Ideally, I'd like to show how much solar energy has yet to come down in price before it is cheaper than, say, gas or coal. I would like to know the historical rate at which this has been currently happening.

The question is then what metric is good for this. Levelized cost of electricity by source in time would be my preference, however, I cannot find data for this over time and by source (e.g solar, coal & gas)..

Any advice would be appreciated.


1 Answer 1


PV is already cheaper than gas or coal in most of the world, on a like-for-like basis. So that sort of answers your main underlying question.

It's estimated that new PV will be cheaper than existing coal and gas within the next 2-5 years, depending on where in the world we're talking about.

LCoE is a hypothetical construct resting on a bunch of assumptions that often don't hold, so isn't wildly useful.

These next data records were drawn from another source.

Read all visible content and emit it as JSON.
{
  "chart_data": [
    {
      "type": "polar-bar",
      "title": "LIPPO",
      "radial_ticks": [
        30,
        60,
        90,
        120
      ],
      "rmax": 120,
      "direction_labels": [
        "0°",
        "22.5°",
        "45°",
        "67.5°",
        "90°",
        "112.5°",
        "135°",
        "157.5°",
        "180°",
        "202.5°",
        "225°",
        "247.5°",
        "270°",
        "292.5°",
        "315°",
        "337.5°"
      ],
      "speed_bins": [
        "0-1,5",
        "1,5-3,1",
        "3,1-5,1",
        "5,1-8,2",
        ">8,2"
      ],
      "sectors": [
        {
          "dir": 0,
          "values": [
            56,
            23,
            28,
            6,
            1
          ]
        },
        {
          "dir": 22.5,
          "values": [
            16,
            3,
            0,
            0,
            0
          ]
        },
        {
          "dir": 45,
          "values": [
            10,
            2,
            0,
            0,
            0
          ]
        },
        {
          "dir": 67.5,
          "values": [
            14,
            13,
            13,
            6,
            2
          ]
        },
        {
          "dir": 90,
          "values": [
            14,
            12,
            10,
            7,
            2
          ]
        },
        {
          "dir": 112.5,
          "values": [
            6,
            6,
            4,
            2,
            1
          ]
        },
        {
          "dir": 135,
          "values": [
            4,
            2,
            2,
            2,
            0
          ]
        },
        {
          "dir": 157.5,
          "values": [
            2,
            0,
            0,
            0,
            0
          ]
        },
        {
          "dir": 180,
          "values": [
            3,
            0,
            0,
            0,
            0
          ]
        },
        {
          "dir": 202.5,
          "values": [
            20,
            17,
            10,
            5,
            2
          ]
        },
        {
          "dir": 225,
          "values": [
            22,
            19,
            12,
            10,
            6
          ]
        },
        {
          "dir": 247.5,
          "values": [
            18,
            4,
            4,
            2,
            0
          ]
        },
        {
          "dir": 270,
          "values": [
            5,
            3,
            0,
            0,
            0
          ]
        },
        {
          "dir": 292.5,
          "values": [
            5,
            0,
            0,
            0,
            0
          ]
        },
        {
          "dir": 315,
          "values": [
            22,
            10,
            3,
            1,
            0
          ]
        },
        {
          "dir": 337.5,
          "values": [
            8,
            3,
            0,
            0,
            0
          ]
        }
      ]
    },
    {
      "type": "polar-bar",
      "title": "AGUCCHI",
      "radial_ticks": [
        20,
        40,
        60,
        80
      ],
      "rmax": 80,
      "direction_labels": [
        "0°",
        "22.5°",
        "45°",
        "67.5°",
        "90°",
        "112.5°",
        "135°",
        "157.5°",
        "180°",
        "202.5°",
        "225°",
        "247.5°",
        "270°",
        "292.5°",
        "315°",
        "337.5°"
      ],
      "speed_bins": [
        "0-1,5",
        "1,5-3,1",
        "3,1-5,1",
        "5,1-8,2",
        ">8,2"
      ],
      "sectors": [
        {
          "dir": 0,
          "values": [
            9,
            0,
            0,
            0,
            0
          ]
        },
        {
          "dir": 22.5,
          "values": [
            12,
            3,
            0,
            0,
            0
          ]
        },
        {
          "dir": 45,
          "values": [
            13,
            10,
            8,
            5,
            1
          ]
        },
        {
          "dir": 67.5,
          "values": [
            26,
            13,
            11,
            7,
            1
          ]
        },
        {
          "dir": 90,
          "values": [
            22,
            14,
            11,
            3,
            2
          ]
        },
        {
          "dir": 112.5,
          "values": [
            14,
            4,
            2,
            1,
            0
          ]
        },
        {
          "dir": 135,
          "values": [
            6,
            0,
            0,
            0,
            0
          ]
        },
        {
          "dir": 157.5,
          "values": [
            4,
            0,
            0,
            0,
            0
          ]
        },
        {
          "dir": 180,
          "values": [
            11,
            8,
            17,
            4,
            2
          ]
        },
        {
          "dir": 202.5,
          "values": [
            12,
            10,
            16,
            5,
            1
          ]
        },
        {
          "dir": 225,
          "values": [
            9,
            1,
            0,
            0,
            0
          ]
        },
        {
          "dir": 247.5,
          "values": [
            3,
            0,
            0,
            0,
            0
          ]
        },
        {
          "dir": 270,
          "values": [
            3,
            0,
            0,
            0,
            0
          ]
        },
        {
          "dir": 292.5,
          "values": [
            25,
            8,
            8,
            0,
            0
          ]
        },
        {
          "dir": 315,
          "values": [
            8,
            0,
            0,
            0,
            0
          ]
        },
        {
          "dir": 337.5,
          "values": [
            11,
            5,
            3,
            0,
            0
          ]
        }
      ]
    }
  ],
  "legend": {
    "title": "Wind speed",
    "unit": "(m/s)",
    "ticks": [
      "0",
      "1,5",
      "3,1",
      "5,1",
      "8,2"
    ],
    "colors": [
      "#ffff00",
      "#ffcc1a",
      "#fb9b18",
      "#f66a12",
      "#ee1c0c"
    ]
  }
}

For real data, look at actual auction results for new generation that's priced per unit electricity supplied to the grid. That's pretty easy for PV, but you may struggle to find recent comparable auction data for dirty old generators such as gas and coal, because those are rarely procured as auctions priced per unit electricty.

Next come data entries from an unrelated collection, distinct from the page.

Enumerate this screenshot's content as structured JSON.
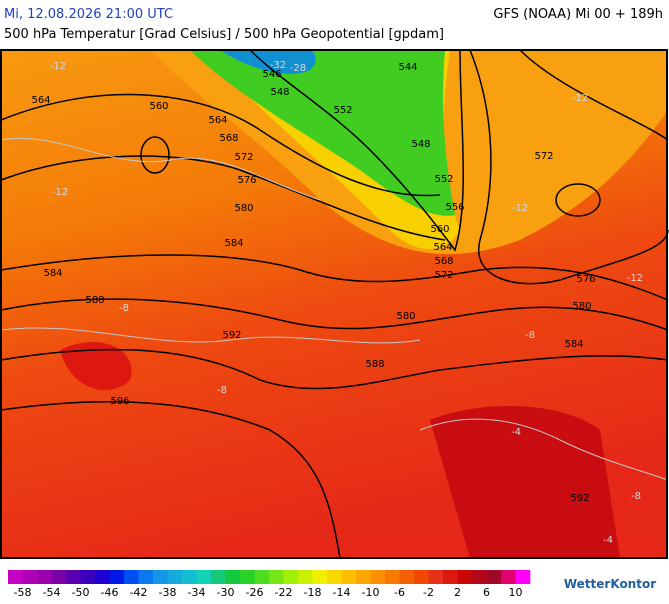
{
  "header": {
    "date": "Mi, 12.08.2026 21:00 UTC",
    "model": "GFS (NOAA) Mi 00 + 189h",
    "title": "500 hPa Temperatur [Grad Celsius] / 500 hPa Geopotential [gpdam]"
  },
  "map": {
    "geopotential_labels": [
      "564",
      "560",
      "564",
      "568",
      "572",
      "576",
      "580",
      "584",
      "584",
      "588",
      "592",
      "596",
      "588",
      "580",
      "584",
      "580",
      "576",
      "572",
      "568",
      "564",
      "560",
      "556",
      "552",
      "548",
      "544",
      "552",
      "548",
      "546",
      "572",
      "592"
    ],
    "temperature_labels": [
      "-12",
      "-12",
      "-8",
      "-8",
      "-12",
      "-12",
      "-8",
      "-4",
      "-4",
      "-8",
      "-12",
      "-28",
      "-32"
    ]
  },
  "colorbar": {
    "lim": [
      -60,
      12
    ],
    "ticks": [
      -58,
      -54,
      -50,
      -46,
      -42,
      -38,
      -34,
      -30,
      -26,
      -22,
      -18,
      -14,
      -10,
      -6,
      -2,
      2,
      6,
      10
    ],
    "colors": [
      "#c400c4",
      "#b000b8",
      "#9c00ac",
      "#7a00a8",
      "#5a00b0",
      "#3a00c0",
      "#1e00d4",
      "#0018e8",
      "#0050f0",
      "#0a78f0",
      "#1496e6",
      "#14aadc",
      "#14bed2",
      "#14d2b4",
      "#14c878",
      "#14c840",
      "#28d228",
      "#50dc1e",
      "#78e614",
      "#a0f00a",
      "#c8f000",
      "#f0f000",
      "#f8d800",
      "#fcc000",
      "#fca800",
      "#fc9000",
      "#f87800",
      "#f46000",
      "#f04800",
      "#e83018",
      "#dc1810",
      "#c80808",
      "#b40818",
      "#a00828",
      "#e00070",
      "#ff00ff"
    ]
  },
  "brand": "WetterKontor"
}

You then need to adjust those costs for the factors not represented in the auction prices.

For PV, that's the cost of integration into the grid (balancing intermittency, reserve capacity, reactive power, and so on). Those costs are pretty tiny - well below USD 10/MWh - but will vary, depending on the particular grid. Look out for additional subsidies such as the CELs (tradeable clean energy certificates) in Mexican auctions, tax-breaks, free land, state-subsidised loans, etc.

For dirty generators, you'll need to add in the unpriced social costs, including the insurance risks of accidents, and the waste costs: greenhouse-gas marginal social costs are around USD 100 /tCO2e (see peer-reviewed work by Chris Hope & others).